Jawaban macam apa ini. Kenapa Dev menjadi aneh seperti ini? Menjawab beberapa pertanyaan dengan dua kata. Sangat tidak masuk akal!


Agya menghela napas singkat, lalu ia mengulaskan senyuman terbaiknya. "Sayang, kau kenapa? Apa ada yang menganggu pekerjaanmu?"


"Hm."


Oh god, rasanya Agya ingin mengakhiri panggilan video itu namun tak ia lakukan.


"Sayang, aku ingin menghilang dari bumi jika kau bersikap seperti ini." cicit Agya frustasi.


"Aku merindukanmu."


"Merindukanku?"


Dev mengangguk, bibirnya mengerucut kini. Sedari tadi ia terlihat uring-uringan, tak ada satupun pekerjaan yang selesai, ia ingin pulang dan memeluk Agya sepanjang hari.

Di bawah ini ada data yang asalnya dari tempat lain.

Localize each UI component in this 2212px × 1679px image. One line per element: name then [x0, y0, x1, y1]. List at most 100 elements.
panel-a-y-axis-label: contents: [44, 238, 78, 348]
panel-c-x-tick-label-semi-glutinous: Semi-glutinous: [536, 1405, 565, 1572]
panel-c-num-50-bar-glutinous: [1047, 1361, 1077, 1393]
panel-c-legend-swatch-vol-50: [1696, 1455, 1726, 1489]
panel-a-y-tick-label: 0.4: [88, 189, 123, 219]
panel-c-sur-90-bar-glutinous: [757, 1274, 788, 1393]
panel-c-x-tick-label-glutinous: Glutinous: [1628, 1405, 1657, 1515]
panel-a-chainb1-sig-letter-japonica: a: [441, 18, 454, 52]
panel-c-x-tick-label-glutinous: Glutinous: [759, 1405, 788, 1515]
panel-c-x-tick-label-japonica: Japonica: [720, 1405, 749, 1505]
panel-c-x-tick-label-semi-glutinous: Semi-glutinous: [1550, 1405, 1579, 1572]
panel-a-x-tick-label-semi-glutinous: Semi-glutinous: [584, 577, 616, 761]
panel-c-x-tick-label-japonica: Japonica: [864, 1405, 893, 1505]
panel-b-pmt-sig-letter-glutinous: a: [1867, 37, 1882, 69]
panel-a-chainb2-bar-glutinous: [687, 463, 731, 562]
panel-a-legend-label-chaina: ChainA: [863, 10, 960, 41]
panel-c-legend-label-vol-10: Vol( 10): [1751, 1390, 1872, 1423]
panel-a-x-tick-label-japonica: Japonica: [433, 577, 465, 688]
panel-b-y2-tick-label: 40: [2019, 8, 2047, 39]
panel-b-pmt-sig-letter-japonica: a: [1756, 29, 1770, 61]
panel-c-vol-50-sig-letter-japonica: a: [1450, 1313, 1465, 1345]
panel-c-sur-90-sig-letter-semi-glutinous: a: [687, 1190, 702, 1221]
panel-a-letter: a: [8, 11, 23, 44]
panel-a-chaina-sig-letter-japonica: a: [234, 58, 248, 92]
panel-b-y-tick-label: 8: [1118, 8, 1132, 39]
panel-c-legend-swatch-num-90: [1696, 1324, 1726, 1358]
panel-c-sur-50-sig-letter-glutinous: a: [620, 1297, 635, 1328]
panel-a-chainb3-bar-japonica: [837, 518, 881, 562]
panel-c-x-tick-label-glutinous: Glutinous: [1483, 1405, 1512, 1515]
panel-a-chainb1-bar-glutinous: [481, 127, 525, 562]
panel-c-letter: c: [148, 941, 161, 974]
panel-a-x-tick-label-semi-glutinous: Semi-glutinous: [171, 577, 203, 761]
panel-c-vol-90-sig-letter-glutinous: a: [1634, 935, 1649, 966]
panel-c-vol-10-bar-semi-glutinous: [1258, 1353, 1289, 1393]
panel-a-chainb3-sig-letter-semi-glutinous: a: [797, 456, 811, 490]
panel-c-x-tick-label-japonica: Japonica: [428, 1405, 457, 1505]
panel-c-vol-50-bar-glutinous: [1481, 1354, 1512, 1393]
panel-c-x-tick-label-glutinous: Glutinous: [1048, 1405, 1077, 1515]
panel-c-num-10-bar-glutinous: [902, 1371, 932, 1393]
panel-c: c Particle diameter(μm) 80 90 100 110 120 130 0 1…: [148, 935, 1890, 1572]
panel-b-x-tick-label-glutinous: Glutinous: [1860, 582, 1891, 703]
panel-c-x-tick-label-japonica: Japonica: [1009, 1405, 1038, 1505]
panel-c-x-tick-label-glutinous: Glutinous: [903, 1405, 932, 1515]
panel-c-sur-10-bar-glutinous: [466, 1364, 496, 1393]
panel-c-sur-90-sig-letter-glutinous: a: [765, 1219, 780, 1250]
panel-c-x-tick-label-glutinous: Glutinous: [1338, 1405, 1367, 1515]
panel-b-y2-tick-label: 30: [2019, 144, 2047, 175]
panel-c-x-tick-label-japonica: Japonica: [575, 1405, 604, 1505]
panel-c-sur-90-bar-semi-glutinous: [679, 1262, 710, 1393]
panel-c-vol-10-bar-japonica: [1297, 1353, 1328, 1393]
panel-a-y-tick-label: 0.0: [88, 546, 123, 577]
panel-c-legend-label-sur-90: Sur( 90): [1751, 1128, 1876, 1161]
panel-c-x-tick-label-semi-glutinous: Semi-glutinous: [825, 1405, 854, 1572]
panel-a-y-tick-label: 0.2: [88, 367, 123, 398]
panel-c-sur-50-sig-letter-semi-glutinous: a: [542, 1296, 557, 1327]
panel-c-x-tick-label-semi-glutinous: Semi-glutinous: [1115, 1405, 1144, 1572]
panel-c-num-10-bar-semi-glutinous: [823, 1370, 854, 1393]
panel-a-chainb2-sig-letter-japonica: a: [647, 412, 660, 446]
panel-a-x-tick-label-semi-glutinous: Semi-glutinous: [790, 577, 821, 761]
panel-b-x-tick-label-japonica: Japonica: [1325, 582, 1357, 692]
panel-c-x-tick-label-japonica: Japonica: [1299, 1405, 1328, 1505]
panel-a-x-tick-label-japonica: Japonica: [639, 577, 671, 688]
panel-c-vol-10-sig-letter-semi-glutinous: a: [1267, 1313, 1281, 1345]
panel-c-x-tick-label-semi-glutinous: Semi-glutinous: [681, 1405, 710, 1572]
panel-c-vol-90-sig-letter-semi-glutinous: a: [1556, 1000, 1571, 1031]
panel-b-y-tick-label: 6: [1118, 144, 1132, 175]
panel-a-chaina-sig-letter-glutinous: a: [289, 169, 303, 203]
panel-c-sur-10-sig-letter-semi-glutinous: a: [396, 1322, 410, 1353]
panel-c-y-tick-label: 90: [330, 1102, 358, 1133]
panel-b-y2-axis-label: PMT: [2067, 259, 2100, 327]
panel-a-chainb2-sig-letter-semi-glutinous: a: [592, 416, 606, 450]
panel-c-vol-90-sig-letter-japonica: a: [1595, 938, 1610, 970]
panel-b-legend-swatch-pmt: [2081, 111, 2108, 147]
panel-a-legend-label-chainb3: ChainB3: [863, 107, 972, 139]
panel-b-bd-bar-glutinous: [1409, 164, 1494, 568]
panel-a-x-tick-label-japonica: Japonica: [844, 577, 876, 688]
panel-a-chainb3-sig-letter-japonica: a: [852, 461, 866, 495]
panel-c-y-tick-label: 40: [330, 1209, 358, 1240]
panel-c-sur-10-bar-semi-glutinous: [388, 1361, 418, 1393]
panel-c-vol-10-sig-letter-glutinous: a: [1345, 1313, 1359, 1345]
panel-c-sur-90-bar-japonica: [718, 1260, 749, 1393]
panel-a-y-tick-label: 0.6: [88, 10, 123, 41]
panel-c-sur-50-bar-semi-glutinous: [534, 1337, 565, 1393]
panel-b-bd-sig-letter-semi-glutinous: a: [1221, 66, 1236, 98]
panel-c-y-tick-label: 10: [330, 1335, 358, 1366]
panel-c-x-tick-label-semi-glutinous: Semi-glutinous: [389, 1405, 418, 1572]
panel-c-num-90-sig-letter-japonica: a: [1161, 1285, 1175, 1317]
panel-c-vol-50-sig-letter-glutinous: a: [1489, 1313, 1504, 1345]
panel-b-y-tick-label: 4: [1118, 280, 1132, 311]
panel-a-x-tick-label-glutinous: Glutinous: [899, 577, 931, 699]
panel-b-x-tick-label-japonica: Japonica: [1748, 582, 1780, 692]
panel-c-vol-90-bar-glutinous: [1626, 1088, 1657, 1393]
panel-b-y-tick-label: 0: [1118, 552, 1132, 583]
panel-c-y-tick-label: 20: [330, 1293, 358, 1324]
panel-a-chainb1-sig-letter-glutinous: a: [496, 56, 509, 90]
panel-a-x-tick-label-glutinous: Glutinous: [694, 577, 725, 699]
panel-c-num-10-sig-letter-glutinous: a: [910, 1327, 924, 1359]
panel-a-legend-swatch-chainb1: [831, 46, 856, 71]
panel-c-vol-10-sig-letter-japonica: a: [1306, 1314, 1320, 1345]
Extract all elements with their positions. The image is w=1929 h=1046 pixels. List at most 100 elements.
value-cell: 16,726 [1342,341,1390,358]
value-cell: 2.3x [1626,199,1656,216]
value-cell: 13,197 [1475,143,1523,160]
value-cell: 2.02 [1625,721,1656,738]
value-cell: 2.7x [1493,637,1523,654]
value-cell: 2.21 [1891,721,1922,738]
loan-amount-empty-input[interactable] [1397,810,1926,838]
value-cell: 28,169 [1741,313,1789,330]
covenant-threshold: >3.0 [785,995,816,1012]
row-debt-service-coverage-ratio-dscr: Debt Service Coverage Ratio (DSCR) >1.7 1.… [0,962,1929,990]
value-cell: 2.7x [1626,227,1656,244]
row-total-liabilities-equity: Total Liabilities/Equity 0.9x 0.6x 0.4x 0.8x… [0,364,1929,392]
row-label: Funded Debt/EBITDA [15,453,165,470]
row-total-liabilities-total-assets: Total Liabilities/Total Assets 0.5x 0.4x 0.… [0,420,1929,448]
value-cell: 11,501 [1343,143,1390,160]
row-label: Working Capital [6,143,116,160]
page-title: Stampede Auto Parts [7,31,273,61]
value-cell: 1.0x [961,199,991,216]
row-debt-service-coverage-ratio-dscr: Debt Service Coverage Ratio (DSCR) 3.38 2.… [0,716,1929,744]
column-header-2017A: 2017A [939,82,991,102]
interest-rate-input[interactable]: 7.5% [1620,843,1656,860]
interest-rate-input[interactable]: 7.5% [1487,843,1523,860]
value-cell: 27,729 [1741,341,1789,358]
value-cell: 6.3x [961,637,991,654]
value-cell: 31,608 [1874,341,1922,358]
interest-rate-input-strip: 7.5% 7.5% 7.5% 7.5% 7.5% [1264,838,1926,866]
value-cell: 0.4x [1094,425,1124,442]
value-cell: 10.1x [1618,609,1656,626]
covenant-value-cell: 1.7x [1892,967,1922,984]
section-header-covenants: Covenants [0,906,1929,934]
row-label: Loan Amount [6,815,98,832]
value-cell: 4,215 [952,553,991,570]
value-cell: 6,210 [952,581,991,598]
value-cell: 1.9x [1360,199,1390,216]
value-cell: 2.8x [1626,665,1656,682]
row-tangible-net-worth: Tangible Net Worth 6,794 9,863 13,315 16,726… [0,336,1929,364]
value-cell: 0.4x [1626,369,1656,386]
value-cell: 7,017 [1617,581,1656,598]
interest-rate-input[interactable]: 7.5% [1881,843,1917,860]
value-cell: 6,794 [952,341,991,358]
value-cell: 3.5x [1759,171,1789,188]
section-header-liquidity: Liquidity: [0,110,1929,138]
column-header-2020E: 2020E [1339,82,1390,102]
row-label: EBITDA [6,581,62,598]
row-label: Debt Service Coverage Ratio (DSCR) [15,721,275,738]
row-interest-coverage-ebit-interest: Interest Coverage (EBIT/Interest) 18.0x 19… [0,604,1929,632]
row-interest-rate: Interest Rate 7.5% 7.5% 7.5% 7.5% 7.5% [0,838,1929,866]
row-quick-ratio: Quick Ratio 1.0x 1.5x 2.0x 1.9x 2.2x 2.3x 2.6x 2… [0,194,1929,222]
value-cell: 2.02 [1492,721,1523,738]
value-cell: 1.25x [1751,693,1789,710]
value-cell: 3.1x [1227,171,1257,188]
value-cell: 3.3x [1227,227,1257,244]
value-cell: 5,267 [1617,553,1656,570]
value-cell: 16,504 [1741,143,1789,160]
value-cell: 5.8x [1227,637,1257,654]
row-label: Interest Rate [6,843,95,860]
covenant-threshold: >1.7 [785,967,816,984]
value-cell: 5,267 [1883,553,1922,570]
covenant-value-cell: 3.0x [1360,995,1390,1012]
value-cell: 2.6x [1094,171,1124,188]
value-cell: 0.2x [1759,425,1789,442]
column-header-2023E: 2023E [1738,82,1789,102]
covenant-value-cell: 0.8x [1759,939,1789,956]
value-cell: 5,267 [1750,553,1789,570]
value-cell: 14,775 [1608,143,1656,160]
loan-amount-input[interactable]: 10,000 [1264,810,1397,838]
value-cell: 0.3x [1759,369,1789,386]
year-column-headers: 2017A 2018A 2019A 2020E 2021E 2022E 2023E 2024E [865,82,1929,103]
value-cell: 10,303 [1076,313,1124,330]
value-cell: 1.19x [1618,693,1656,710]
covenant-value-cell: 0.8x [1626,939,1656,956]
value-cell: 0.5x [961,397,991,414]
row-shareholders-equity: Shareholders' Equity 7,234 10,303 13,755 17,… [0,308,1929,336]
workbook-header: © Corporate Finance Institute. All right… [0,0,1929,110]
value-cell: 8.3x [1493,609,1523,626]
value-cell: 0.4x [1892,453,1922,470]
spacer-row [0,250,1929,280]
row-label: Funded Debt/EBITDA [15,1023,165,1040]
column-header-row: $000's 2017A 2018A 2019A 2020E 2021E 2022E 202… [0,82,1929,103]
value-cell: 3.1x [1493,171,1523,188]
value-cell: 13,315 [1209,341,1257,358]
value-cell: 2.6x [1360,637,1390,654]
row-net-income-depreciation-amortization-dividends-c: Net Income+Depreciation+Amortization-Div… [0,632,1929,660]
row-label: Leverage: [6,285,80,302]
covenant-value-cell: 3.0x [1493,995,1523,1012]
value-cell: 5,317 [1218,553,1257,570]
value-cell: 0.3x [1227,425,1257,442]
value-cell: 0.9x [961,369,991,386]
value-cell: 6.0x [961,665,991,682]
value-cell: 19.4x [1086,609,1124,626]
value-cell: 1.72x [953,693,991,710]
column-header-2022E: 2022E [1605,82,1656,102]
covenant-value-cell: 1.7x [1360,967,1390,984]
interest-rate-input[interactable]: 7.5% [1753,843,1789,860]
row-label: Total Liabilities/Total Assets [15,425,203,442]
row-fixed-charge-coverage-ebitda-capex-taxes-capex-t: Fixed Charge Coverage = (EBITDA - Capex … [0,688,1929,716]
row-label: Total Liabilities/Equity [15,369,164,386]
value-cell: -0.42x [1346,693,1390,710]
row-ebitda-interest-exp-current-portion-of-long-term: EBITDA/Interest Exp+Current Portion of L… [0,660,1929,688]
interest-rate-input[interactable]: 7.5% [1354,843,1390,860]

"Aku merindukanmu, bisakah kau datang ke kantorku setelah selesai dengan urusan kampusmu."


"Dev jangan bertindak diluar akal sehatmu, aku tidak mungkin ke Wilantara Group. Bagaimana jika semua karyawanmu melihat dan mencurigaiku? Apa kau tak takut pernikahan kontrak kita terbongkar?"


"Tidak ada pernikahan kontrak!! Biarkan saja mereka tahu, aku tak perduli pada mereka. Aku membutuhkanmu sekarang. 10 menit lagi sekertaris Kim akan datang menjemputmu."


Jleb,


"De-Dev. Aku tak bisa ke kantormu sekarang, aku belum menemui dosen pembimbingku, tolong mengertilah. Lagian kita akan bertemu di rumah nanti sore."


"Kau mau membunuhku?"


"Ha?"


"Aku merindukanmu sekarang, kenapa kau baru akan menemuiku nanti sore? Kau benar-benar ingin melihatku mati."


"Ya tuhaan, ada apa dengan Dev? Kenapa dia menjelma menjadi pria aneh." batin Agya.


"Aku memberimu dua pilihan, kau tinggal memilih salah satunya. Kau ingin sekertaris Kim yang datang menjemputmu? Atau aku yang langsung datang ke situ dan mangatakan pada semua orang jika kau istriku hm?" Dev menarik salah satu sudut bibirnya saat melihat wajah panik Agya kini.


"Eh, ja-jangan. Biar sekertaris Kim saja yang datang menjemputku. Tapi beri aku 30 menit untuk menyelesaikan urusanku, setelah itu aku akan ke kantormu, aku janji."


"Ya sudah." cetus Dev menekuk wajahnya.


"Ya sudah apa?"


Tutt... tut...tut..


"Ah Dev sialan. Dia mematikan panggilannya?" Agya mendengus, ia segera meletakan kembali ponselnya ke dalam tas selempangnya, buru-buru ia masuk ke dalam kampus tepatnya ke jalan yang mengarah ke gedung jurusannya untuk menemui dosen pembimbingnya. Menyelesaikan semua urusannya sebelum sekertaris Kim datang menjemputnya.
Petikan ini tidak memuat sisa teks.